Manufactured by Boeing's Japanese partners, the wing box is the crucial support structure for the twin-jet's wings, engines and landing-gear.
The airframer says today that it has finished destructive tests on a full-scale wing box, and plans to release video images of the procedure on 18 November.
"Successful completion of the wing box destruction test marks a major step forward in highlighting the innovation on the 787," says 787 development vice-president Mark Jenks.
"In addition to determining the strength of the structure, the test helps us verify the analytical methods we have used to calculate the loads the structure will have to carry."
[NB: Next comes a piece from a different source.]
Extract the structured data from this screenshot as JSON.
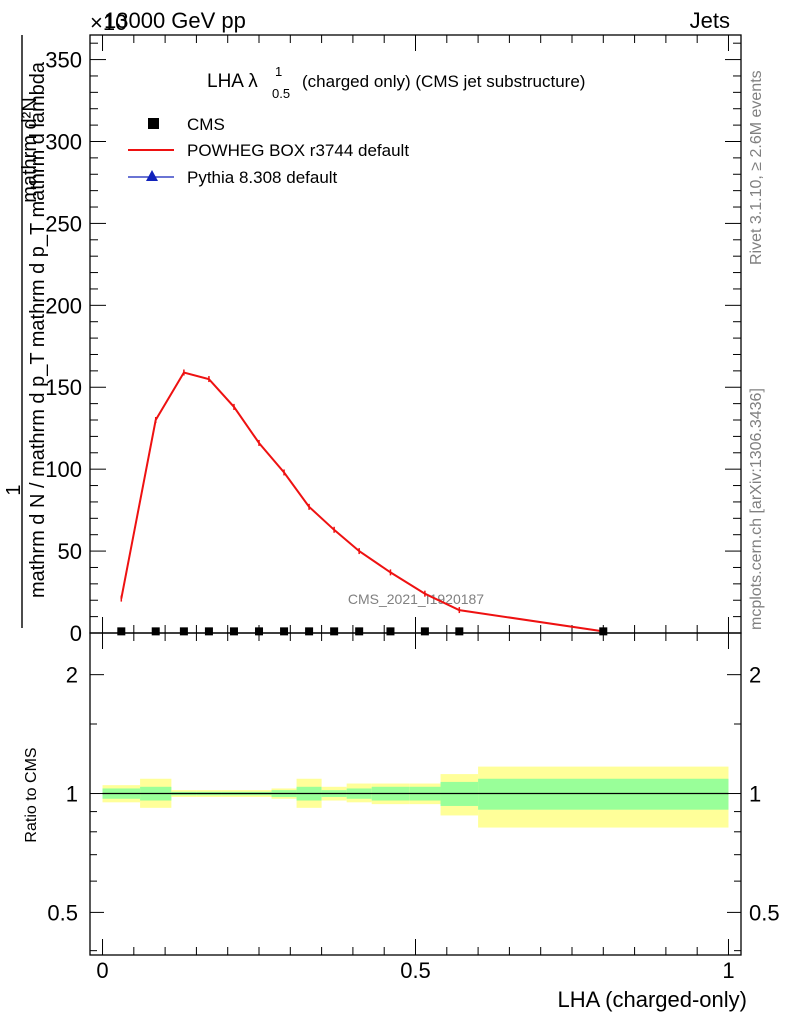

Boeing has given little additional information, but a spokeswoman for the company says that the structure passed the test.
Certification requirements mean the wing must withstand loads 1.5 times that of the maximum aerodynamic loading the aircraft could expect in service.
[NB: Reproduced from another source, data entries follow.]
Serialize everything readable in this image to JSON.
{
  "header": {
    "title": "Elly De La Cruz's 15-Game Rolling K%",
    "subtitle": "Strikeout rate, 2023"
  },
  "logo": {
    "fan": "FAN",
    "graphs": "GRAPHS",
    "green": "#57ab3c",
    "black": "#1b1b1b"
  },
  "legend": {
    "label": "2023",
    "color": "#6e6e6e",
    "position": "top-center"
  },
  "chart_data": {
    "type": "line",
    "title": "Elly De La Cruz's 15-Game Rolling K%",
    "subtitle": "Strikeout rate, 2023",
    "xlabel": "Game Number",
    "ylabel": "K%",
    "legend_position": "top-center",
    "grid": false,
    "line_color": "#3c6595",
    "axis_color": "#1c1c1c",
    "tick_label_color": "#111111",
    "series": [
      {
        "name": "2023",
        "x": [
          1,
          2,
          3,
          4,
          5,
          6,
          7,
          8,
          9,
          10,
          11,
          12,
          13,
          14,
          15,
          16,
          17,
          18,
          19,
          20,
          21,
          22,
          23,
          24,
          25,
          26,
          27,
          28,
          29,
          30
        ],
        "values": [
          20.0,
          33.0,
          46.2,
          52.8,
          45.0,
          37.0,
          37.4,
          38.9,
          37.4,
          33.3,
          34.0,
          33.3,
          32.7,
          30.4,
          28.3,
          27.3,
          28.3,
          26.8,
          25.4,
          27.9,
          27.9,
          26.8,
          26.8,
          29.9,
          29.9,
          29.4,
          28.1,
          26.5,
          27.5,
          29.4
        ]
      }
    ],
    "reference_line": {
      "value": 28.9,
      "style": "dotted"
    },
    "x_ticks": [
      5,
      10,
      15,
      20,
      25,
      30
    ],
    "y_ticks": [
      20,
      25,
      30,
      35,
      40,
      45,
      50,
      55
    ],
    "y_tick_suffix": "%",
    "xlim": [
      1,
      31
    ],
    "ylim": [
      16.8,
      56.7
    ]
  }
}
The wing box used in the tests weighs around 24,950kg (55,000lb), inclusive of test instrumentation, and measures some 15.2m (50ft) in length and up to 5.5m (18ft) in width.
Upper and lower surface panels of the wing are manufactured from the composite materials used for the fuselage, while the 787's wing ribs are monolithic aluminium.
Japanese firm Mitsubishi Heavy Industries builds the wing box sections while Fuji Heavy Industries manufactures the centre wing box for the aircraft.
The centre wing box was at the centre of a design issue earlier this year when Boeing discovered that its composite spars buckled prematurely after they had been slimmed down to reduce the jet's weight.
Boeing admitted in March that it was having to modify the centre wing box of the first six 787 aircraft, and incorporate a new design into subsequent airframes.